Within these technology platforms, an ad click is routed through the platform’s domain and becomes a first-party cookie. The technology platform uses the same domain for all its cookies, so all channels benefit from these cookies for conversion tracking, attribution, and retargeting.
With the upcoming Safari changes, first-party cookies used for cross-domain tracking on Safari browser will expire after 24 hours.
- Tracking conversion tag activity won’t be possible beyond 24 hours of an ad click on Safari. This may have the biggest potential impact for search advertisers. The 24-hour clock is reset every time that user clicks an ad for that domain.
- Users cannot be reached in retargeting campaigns after 24 hours on Safari. The impact may vary by vertical and sales cycle (for example, the retail vertical’s short sales cycle may not be as impacted as the automobile vertical’s long sales cycle).
What Can You Do About It?
Not all is lost.
Despite these hurdles, marketers have options available to help them mitigate Safari’s new policy.

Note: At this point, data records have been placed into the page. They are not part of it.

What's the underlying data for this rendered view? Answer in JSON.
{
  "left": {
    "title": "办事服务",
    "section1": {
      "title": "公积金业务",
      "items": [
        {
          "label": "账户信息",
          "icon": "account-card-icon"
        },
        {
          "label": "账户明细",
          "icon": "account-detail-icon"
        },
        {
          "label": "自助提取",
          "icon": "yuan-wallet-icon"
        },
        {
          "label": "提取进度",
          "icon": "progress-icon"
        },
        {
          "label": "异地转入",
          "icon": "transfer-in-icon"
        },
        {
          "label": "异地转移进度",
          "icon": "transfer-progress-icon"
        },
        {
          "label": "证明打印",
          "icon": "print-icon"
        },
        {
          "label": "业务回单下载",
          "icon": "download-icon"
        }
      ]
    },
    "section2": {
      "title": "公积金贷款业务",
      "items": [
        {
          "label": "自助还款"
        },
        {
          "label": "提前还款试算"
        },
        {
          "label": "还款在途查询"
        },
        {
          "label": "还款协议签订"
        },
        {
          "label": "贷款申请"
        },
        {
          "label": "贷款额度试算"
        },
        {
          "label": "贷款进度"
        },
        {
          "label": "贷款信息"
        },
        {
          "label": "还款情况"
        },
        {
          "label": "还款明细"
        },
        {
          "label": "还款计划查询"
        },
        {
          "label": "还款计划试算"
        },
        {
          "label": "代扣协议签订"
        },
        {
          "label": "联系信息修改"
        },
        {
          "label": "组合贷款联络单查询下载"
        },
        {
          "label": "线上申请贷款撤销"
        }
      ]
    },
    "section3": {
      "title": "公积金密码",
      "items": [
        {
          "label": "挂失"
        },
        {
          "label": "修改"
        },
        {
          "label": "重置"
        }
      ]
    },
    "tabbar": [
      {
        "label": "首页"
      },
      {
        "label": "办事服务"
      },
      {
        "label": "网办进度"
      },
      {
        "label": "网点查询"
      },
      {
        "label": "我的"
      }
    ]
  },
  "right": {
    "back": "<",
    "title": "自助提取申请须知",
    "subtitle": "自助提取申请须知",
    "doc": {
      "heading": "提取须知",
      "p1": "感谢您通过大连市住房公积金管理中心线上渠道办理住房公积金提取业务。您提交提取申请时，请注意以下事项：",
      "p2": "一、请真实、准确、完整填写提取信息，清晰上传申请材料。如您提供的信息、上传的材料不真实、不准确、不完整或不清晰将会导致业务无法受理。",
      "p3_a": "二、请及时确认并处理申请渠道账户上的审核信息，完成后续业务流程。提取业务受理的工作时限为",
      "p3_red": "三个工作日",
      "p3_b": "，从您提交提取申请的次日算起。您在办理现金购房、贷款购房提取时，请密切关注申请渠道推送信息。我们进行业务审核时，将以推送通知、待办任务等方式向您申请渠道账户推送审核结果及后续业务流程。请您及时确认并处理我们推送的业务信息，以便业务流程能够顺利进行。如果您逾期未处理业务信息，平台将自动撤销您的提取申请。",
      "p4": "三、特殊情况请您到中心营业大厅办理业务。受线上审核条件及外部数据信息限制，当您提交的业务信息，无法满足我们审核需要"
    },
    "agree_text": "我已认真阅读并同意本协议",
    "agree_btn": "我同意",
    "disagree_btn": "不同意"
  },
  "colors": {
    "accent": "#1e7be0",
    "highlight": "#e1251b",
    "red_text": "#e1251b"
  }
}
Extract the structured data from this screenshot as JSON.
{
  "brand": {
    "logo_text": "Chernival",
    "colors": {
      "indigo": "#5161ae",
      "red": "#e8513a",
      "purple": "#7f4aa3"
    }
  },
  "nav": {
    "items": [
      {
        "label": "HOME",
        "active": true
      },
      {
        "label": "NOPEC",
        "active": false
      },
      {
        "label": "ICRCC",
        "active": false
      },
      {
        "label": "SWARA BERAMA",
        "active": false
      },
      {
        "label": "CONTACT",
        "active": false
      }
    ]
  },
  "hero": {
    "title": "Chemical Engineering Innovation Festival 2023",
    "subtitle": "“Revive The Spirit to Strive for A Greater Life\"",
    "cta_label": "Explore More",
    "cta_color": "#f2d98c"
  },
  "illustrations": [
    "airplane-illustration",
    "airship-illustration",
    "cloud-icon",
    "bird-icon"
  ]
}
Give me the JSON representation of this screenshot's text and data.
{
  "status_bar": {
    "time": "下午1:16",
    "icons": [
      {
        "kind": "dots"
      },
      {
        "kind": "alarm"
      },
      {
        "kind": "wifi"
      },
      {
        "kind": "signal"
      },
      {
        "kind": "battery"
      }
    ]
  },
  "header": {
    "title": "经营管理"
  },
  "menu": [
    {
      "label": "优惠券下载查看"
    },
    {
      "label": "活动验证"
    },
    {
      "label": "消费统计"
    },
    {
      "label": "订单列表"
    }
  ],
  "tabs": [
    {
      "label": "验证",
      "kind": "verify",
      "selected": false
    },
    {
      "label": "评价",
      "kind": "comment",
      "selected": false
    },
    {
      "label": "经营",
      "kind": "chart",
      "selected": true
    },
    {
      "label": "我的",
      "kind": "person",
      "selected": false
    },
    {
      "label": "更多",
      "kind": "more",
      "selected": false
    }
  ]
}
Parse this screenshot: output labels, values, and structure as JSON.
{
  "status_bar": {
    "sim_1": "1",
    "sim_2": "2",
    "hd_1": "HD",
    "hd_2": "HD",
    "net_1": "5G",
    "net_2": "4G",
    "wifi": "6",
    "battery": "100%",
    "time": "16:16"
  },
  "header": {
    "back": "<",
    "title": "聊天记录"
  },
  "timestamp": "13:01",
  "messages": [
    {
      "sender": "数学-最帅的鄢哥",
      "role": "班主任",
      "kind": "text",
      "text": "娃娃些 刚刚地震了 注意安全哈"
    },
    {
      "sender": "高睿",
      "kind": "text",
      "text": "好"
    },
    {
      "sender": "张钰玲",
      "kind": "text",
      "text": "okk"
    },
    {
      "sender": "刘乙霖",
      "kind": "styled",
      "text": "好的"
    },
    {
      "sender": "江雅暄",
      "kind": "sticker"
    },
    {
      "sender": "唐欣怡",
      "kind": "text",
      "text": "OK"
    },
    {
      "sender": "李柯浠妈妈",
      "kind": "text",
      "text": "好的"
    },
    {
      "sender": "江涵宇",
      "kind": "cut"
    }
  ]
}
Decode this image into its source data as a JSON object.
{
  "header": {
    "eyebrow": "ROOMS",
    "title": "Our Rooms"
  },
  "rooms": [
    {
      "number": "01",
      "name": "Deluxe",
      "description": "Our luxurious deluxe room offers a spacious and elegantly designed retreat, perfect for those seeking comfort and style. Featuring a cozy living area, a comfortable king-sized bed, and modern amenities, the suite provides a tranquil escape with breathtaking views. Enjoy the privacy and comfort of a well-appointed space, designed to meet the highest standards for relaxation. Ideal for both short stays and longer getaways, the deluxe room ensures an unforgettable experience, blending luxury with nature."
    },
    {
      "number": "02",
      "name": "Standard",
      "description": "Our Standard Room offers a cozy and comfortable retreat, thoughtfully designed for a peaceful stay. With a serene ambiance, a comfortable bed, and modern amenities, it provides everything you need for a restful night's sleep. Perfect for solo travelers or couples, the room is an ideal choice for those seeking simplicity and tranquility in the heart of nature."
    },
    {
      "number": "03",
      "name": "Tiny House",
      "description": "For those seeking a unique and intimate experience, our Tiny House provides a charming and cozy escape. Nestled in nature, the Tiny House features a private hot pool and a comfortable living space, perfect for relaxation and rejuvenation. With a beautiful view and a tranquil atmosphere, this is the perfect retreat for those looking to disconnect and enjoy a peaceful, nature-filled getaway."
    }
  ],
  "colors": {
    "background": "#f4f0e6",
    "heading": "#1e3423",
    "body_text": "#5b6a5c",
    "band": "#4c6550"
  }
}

Ad tech vendors may have integrations in place that can track conversions without relying on the type of first-party cookies used for cross-domain tracking – so they aren’t limited by Safari’s new 24-hour policy.
For example, marketers who leverage search bid management and optimization platforms with site analytics integrations for conversion tracking shouldn’t be impacted.
As such, site analytics-based cookies are persistent, do not expire after 24 hours, and are not impacted by Safari’s changes.
This is why integration matters.
Search advertising platforms that have integrations with analytics platforms are able to use these persistent cookies to sync site conversion and engagement metrics to advertising activity.
As a reminder, this only impacts the Safari 11 browser on iOs 11.
Given the rapid adoption of past iOs platforms, it is not unlikely that this update will quickly gain market share.
So, when deciding on a search-bid management and optimization partner, remember to consider whether it employs an analytics-based solution for tracking conversions – your ROI depends on it.